Been detoxing now for several weeks, and overall I am feeling so much better it's nearly spooky. I find myself actually looking forward to eating fresh fruits and vegetables, and I must say, I make a mean organic chicken salad. But the other night as I passed The Cheesecake Factory on my way to Whole Foods (subliminal sabotage), I experienced a deep desire to have some gourmet cheesecake.
That desire is so over.
While at Whole Foods I did the best I could to read labels and consult my "can/can't eat" list in an attempt to find some new things to eat, but apparently I let something slip through the cracks. I have been completely off sugar since I stated this detox on March 14, and once I got through the withdrawal symptoms (Yes! Withdrawal! From sugar - can you believe that???) I have stayed far, far away from it.

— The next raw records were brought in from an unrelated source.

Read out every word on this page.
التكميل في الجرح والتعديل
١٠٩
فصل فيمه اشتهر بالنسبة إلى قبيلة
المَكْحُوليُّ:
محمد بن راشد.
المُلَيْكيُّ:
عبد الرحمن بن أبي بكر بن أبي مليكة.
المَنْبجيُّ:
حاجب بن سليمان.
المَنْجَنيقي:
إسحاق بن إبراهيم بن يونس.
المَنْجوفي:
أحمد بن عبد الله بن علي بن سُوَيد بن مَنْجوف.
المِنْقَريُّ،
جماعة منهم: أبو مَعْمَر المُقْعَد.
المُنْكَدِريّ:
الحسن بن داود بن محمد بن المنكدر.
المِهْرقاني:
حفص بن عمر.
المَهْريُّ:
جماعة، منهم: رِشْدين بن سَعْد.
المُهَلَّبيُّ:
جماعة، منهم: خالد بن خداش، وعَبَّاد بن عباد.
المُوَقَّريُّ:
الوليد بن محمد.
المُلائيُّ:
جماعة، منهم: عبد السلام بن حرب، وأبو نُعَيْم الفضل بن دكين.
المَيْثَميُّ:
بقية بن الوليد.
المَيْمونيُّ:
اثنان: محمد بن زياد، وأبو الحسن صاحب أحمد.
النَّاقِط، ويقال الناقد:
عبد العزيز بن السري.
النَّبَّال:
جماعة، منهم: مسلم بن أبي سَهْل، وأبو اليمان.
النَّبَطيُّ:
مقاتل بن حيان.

Until I put something in my cart at Whole Foods that contains "evaporated cane juice syrup". Now I realize had I thought this through, I might have realized there was some danger lurking in the rice cakes and granola cereal. But it didn't dawn on me until I ate a bowl of the cereal this morning, and promptly felt horribly, horribly ill. We're talking sick. I instantly began checking labels and chugging water, and came to the conclusion that evaporated cane juice syrup is definitely a "can't eat" ingredient. I was shaky, nauseous, tearful, and angry, combined with some blurry vision, headache, and numbness in my face and fingers. My body was very clearly letting me know that we no longer operate on that crap! After many, many glasses of filtered water, lots of veggies, and a nearly three hour nap - I am finally starting to recover.
You know that cheesecake I really wanted the other night? I wouldn't eat all that sugar now if you paid me! It is amazing and horrifying all at the same time to think that I operated every day on sugar, and the toll that was taking on my body.
Talk about being scared straight. I've been sugar scared straight.